Don’t be afraid to include something offbeat at the bottom of your resumé, such as running a painting crew during the summer, working in another country, or excelling at a sport, second language, or musical instrument. You want to demonstrate to your potential employer that you have some kind of spark—and of course, give that person something to talk about at your interview. (Here’s where having had that summer construction job will definitely be a plus.)
Do research on the person who’s agreed to interview you, and on the company that he or she represents. This will demonstrate your initiative and seriousness, allow you to ask better questions, and perhaps flatter the interviewer. Google is an easy starting point.
Yes, this adds up to a lot of work, which can sometimes be frustrating. You need persistence and patience. Keep in mind, however, that the first success is often the hardest to achieve.
When you finally do get a job, try to perform multiple tasks within that company. The more experiences you get, the better. Talk to your coworkers about your interest in learning as much as possible. They often will be happy to share if they see you are eager to help, and to learn. Again, people may be flattered if you show a genuine interest in what they do and how they do it.
This raises an important and related point: The person whom you are going to work for is just as important as the work you’ll be doing, and maybe even more so. In an ideal scenario, your boss will spend time with you, share experiences, challenge you, and introduce you to others. If he or she has a great reputation in the industry, that reputation may well rub off on you.

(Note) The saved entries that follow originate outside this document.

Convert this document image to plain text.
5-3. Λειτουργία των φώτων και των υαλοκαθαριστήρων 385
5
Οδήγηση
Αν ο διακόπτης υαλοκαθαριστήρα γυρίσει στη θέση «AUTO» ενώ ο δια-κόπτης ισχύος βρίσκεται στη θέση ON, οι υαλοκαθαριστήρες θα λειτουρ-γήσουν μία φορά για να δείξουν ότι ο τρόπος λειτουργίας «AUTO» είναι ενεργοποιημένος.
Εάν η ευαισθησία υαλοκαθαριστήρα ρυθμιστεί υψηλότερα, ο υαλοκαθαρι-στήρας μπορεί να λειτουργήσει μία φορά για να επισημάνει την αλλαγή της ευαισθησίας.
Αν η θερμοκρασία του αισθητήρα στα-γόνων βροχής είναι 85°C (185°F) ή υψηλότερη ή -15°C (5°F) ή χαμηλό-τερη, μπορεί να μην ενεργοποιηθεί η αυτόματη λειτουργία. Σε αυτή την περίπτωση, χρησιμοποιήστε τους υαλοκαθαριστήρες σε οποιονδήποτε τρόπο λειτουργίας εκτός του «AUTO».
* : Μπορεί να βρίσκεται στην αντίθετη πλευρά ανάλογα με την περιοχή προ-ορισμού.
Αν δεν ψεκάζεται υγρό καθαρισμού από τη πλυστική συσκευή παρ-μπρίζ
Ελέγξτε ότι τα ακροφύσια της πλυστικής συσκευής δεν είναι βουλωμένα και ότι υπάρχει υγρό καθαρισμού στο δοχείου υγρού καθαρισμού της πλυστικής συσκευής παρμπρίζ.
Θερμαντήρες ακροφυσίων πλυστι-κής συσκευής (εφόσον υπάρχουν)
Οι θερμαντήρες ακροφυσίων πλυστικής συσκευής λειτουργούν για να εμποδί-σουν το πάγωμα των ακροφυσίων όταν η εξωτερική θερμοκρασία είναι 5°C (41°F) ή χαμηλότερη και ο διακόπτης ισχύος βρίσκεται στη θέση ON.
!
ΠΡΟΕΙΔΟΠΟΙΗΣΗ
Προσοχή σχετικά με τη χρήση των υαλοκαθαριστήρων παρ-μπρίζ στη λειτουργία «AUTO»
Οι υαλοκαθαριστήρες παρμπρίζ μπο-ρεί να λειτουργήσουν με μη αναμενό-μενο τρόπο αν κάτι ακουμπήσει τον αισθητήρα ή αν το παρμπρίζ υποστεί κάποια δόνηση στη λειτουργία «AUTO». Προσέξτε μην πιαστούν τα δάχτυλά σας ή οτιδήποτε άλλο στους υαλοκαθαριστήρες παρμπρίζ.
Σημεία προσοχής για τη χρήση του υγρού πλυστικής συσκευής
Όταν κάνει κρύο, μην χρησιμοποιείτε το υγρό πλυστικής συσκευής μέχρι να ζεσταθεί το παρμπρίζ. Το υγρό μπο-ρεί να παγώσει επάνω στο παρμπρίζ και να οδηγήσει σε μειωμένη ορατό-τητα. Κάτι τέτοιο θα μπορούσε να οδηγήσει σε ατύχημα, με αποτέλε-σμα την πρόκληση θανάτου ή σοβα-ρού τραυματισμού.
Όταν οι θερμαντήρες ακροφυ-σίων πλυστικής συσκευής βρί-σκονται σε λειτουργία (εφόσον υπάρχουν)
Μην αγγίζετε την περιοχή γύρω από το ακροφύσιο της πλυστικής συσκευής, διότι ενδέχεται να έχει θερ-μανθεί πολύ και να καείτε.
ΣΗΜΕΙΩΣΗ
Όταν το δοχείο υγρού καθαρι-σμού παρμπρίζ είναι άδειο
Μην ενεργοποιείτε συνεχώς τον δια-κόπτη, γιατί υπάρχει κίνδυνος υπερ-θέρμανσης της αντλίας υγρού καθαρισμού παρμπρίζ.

Timing is also important. Sometimes it is better to go into real estate when real estate is out of fashion, when people are flocking to other trendy fields—say, Internet start-ups or private equity firms. There may be fewer openings in real estate at those points in the cycle, but there is also less competition in the tough times, you’ll get better training, and you’ll be well positioned to take advantage of the eventual upswing in the market.